Little Malvern is a small village and civil parish in Worcestershire, England. It is situated on the lower slopes of the Malvern Hills, south of Malvern Wells, near Great Malvern, the major centre of the area often referred to as The Malverns. Little Malvern shares a parish council with Welland, with 2 of the 11 councillors.

==Etymology==
The name Malvern is first attested in a charter of around 1030, as Mælfern, and then in the Domesday Book of 1086 as Malferna. The name derives from the Common Brittonic words that survive in modern Welsh as moel ("bare") and bryn ("hill"); thus it once meant "bare hill". The name perhaps applied originally to the hill now called Worcester Beacon, after which Great Malvern and Little Malvern were then named. Additions corresponding to the Little part of Little Malvern, made to distinguish the settlement from Great Malvern, are first attested in 1232 and 1275, using the Latin words parve and minor and the French word petite.

==History and features==

The village contains a Romanesque church called Little Malvern Priory, after a Benedictine monastery that existed on the site c.1171-1537. Next to the church is the historic house, Little Malvern Court, home to the Berington family for over four centuries.

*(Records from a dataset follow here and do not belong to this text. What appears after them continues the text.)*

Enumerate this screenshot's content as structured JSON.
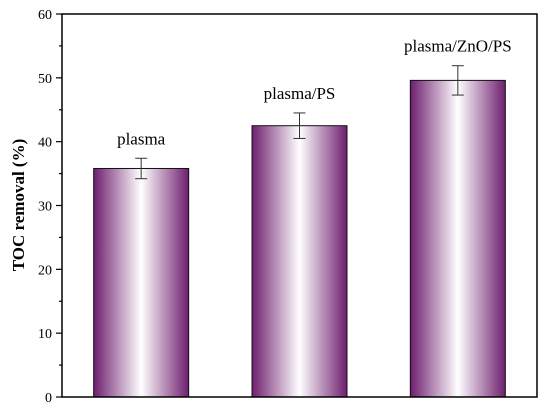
{
  "chart_data": {
    "type": "bar",
    "title": "",
    "xlabel": "",
    "ylabel": "TOC removal (%)",
    "ylim": [
      0,
      60
    ],
    "yticks": [
      0,
      10,
      20,
      30,
      40,
      50,
      60
    ],
    "categories": [
      "plasma",
      "plasma/PS",
      "plasma/ZnO/PS"
    ],
    "values": [
      35.8,
      42.5,
      49.6
    ],
    "errors": [
      1.6,
      2.0,
      2.3
    ],
    "grid": false,
    "legend": "none",
    "bar_color": "#6e1e6e",
    "bar_highlight": "#ffffff"
  }
}
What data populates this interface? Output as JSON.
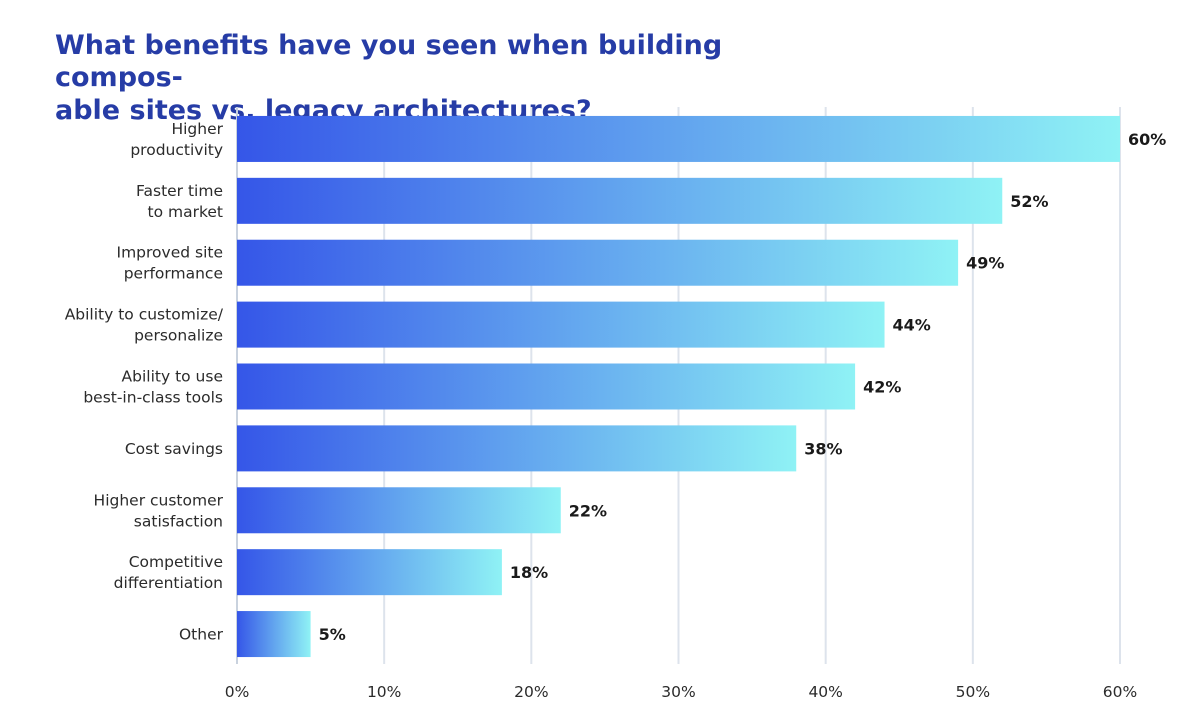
{
  "chart_data": {
    "type": "bar",
    "orientation": "horizontal",
    "title": "What benefits have you seen when building compos-\nable sites vs. legacy architectures?",
    "categories": [
      "Higher\nproductivity",
      "Faster time\nto market",
      "Improved site\nperformance",
      "Ability to customize/\npersonalize",
      "Ability to use\nbest-in-class tools",
      "Cost savings",
      "Higher customer\nsatisfaction",
      "Competitive\ndifferentiation",
      "Other"
    ],
    "values": [
      60,
      52,
      49,
      44,
      42,
      38,
      22,
      18,
      5
    ],
    "value_labels": [
      "60%",
      "52%",
      "49%",
      "44%",
      "42%",
      "38%",
      "22%",
      "18%",
      "5%"
    ],
    "xlim": [
      0,
      60
    ],
    "x_ticks": [
      0,
      10,
      20,
      30,
      40,
      50,
      60
    ],
    "x_tick_labels": [
      "0%",
      "10%",
      "20%",
      "30%",
      "40%",
      "50%",
      "60%"
    ],
    "grid": true,
    "bar_gradient": [
      "#3556e8",
      "#8ff2f5"
    ],
    "title_color": "#263ca6",
    "grid_color": "#dde3ec"
  }
}
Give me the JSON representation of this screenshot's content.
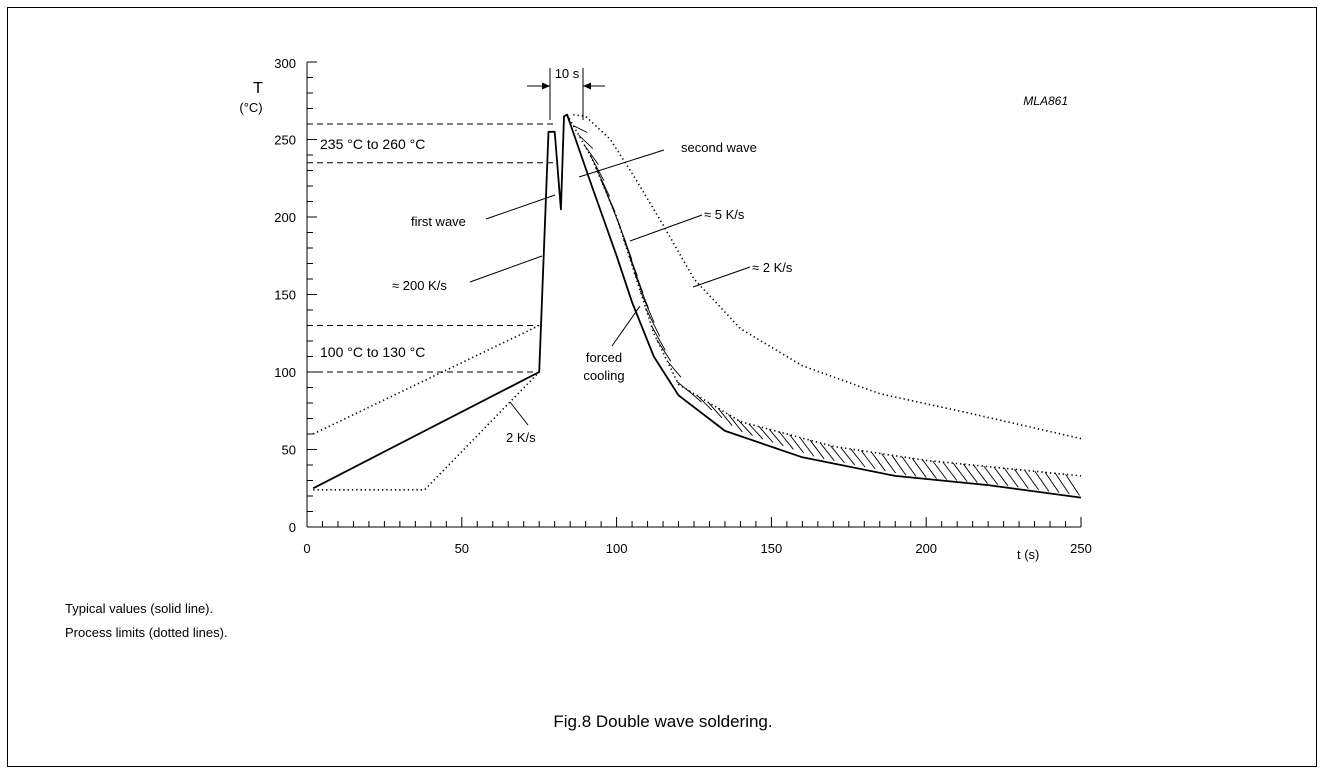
{
  "chart_data": {
    "type": "line",
    "title": "",
    "code": "MLA861",
    "xlabel": "t (s)",
    "ylabel": "T",
    "ylabel_unit": "(°C)",
    "xlim": [
      0,
      250
    ],
    "ylim": [
      0,
      300
    ],
    "x_ticks": [
      0,
      50,
      100,
      150,
      200,
      250
    ],
    "y_ticks": [
      0,
      50,
      100,
      150,
      200,
      250,
      300
    ],
    "grid": false,
    "series": [
      {
        "style": "solid",
        "points": [
          [
            2,
            25
          ],
          [
            75,
            100
          ],
          [
            78,
            255
          ],
          [
            80,
            255
          ],
          [
            82,
            205
          ],
          [
            83,
            265
          ],
          [
            84,
            266
          ],
          [
            92,
            220
          ],
          [
            100,
            175
          ],
          [
            105,
            145
          ],
          [
            112,
            110
          ],
          [
            120,
            85
          ],
          [
            135,
            62
          ],
          [
            160,
            45
          ],
          [
            190,
            33
          ],
          [
            220,
            27
          ],
          [
            250,
            19
          ]
        ]
      },
      {
        "style": "dotted",
        "points": [
          [
            2,
            60
          ],
          [
            75,
            130
          ]
        ]
      },
      {
        "style": "dotted",
        "points": [
          [
            2,
            24
          ],
          [
            38,
            24
          ],
          [
            75,
            100
          ]
        ]
      },
      {
        "style": "dotted",
        "points": [
          [
            84,
            266
          ],
          [
            92,
            238
          ],
          [
            100,
            200
          ],
          [
            108,
            150
          ],
          [
            112,
            125
          ],
          [
            120,
            92
          ],
          [
            140,
            68
          ],
          [
            170,
            52
          ],
          [
            200,
            43
          ],
          [
            250,
            33
          ]
        ]
      },
      {
        "style": "dotted",
        "points": [
          [
            86,
            266
          ],
          [
            90,
            265
          ],
          [
            98,
            250
          ],
          [
            106,
            225
          ],
          [
            115,
            195
          ],
          [
            125,
            160
          ],
          [
            140,
            128
          ],
          [
            160,
            104
          ],
          [
            185,
            86
          ],
          [
            215,
            73
          ],
          [
            250,
            57
          ]
        ]
      }
    ],
    "reference_lines": [
      {
        "y": 260
      },
      {
        "y": 235
      },
      {
        "y": 130
      },
      {
        "y": 100
      }
    ],
    "annotations": {
      "range_high": "235 °C  to  260 °C",
      "range_low": "100 °C  to  130 °C",
      "duration": "10 s",
      "first_wave": "first wave",
      "second_wave": "second wave",
      "rate_200": "≈ 200 K/s",
      "rate_5": "≈ 5 K/s",
      "rate_2_cool": "≈ 2 K/s",
      "rate_2_heat": "2 K/s",
      "forced_line1": "forced",
      "forced_line2": "cooling"
    }
  },
  "notes": {
    "line1": "Typical values (solid line).",
    "line2": "Process limits (dotted lines)."
  },
  "caption": "Fig.8  Double wave soldering."
}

The gardens of Little Malvern court are occasionally open to the public.

According to a book published in 1848, an important find of brass Roman coins was unexpectedly made in 1847 in Little Malvern by a Mr Commissioner Mayne and his sons who were out walking in search of geological items of interest.

==Transport==
The nearest railway station is Colwall, however Great Malvern is more typically more direct to reach; both are on the same line.

==Notable people==
Rear Admiral Basil Place VC, recipient of the Victoria Cross, was born in Little Malvern.

The composer Edward Elgar and his wife Alice are buried at St Wulstan's Roman Catholic Church, and singer Jenny Lind lived at Wynd's Point, behind the priory, during her final years.